Historically black colleges and universities (HBCUs) have seen enrollment rise in response to racial protests connected with the #BlackLivesMatter movement.  According to Complex Magazine, enrollment has increased for the freshman classes of “Shaw University (49 percent), South Carolina State (39 percent), Tuskegee University (32 percent), Virginia State University (30 percent) and Dillard University (22 percent)” to name a few.  In addition, a 2015 Gallup Poll revealed HBCU graduates felt they were better off financially, socially, and physically than their non-HBCU counterparts (check out the Gallup Poll HERE).

Clearly the solution for young black students is to attend HBCUs right?

…Not so fast….

The truth is, education is a tricky subject.  It’s the only sector in America where you can be the best (i.e. have a 4.0), and not actually be the best (i.ei having a 4.0 doesn’t mean you’re the smartest person in a class).  The benefit of an HBCU is that it has all the statistical pieces for student success.  They employee primarily black professors (statistically students perform better when taught by someone who looks like them), have smaller class sizes, and an easily accessible educational staff.  The negatives, however, still exist.  For those unaware, alot of HBCU’s struggle financially which can lead to curriculum not being as advanced as non-HBCU schools.  Equipment and technology also suffer when compared to other schools as well.

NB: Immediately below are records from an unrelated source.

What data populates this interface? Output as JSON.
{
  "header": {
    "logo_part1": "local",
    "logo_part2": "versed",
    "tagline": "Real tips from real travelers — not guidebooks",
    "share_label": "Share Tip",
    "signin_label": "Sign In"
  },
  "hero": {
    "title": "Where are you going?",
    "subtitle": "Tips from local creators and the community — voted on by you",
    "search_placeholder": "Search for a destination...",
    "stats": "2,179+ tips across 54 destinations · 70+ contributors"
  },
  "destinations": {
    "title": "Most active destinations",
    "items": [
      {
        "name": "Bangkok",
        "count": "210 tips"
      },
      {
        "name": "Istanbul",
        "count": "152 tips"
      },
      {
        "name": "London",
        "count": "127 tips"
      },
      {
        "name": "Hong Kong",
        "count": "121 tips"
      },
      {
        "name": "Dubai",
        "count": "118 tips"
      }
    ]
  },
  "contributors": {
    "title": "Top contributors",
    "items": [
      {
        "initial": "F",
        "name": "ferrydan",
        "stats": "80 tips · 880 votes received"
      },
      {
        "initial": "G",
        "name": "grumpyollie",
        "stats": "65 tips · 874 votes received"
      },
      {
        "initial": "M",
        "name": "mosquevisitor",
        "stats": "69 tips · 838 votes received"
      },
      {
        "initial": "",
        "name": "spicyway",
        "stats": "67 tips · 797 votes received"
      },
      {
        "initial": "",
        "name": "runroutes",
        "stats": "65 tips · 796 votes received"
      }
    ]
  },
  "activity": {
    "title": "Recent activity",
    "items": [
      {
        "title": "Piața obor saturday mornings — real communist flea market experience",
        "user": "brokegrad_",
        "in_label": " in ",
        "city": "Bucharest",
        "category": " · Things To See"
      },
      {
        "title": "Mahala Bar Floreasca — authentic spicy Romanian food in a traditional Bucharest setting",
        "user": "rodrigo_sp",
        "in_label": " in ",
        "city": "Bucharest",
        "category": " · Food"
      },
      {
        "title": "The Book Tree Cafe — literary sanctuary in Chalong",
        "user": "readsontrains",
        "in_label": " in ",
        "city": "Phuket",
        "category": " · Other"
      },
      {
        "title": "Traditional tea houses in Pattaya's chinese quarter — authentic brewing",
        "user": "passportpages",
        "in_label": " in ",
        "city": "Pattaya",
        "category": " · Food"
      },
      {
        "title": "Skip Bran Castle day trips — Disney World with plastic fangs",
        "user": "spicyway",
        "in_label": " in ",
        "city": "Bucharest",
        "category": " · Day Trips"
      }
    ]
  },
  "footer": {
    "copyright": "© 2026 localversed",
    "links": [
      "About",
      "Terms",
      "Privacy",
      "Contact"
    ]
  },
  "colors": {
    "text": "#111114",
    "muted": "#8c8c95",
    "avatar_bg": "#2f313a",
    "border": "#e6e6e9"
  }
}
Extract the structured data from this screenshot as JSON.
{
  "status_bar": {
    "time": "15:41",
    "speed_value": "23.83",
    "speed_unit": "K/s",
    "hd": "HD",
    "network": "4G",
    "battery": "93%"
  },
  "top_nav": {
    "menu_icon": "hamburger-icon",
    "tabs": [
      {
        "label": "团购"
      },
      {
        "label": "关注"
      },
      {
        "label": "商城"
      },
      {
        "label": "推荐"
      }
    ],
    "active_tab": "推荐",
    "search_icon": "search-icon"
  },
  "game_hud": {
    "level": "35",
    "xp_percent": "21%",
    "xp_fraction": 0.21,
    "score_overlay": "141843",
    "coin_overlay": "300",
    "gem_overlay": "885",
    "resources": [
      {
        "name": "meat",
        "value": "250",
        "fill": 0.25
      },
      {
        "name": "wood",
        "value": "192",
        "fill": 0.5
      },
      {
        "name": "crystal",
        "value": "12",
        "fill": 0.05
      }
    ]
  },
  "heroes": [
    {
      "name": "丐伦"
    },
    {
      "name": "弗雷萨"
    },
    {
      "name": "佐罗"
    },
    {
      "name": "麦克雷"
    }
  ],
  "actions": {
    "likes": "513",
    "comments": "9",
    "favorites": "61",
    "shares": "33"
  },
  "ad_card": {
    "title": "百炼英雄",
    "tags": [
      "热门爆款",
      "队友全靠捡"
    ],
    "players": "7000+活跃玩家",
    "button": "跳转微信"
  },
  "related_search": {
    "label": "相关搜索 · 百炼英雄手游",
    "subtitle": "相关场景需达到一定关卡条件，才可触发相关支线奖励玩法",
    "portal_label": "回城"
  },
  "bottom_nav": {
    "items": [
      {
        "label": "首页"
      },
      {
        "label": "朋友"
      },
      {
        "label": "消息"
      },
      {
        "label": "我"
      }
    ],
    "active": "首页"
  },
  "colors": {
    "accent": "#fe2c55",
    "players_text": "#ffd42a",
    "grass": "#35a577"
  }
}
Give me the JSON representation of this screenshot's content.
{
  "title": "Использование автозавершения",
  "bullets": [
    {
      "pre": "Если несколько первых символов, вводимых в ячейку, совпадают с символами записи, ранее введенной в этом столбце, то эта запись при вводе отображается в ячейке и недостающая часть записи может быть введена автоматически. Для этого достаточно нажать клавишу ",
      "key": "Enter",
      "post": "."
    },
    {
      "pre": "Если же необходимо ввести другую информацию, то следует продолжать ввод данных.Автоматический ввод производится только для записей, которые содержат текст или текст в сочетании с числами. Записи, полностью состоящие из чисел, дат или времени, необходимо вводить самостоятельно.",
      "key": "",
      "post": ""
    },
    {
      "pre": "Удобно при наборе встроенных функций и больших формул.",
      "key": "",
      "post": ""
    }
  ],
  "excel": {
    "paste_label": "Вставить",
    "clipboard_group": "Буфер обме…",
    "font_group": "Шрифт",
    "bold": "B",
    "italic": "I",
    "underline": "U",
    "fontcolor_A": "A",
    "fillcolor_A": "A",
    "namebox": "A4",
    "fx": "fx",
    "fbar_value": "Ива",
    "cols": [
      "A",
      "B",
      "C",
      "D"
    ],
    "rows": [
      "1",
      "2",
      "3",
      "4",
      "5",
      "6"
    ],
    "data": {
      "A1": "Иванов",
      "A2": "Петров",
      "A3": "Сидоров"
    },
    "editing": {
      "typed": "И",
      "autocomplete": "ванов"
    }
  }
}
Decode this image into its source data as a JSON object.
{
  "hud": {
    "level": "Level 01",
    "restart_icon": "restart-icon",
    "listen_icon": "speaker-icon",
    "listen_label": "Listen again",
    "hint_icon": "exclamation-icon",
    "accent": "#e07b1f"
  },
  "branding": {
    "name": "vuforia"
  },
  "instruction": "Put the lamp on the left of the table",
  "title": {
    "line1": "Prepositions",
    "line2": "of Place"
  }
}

HBCUs are a great option for students who want to experience four years of non Euro-centric education while learning skills for future employment, however they are not universal answers to America’s racial problems.  As a graduate of an HBCU, I loved my college experience, but I also understand that the real solution to current tensions is a cooperative effort by everyone, no matter their educational background.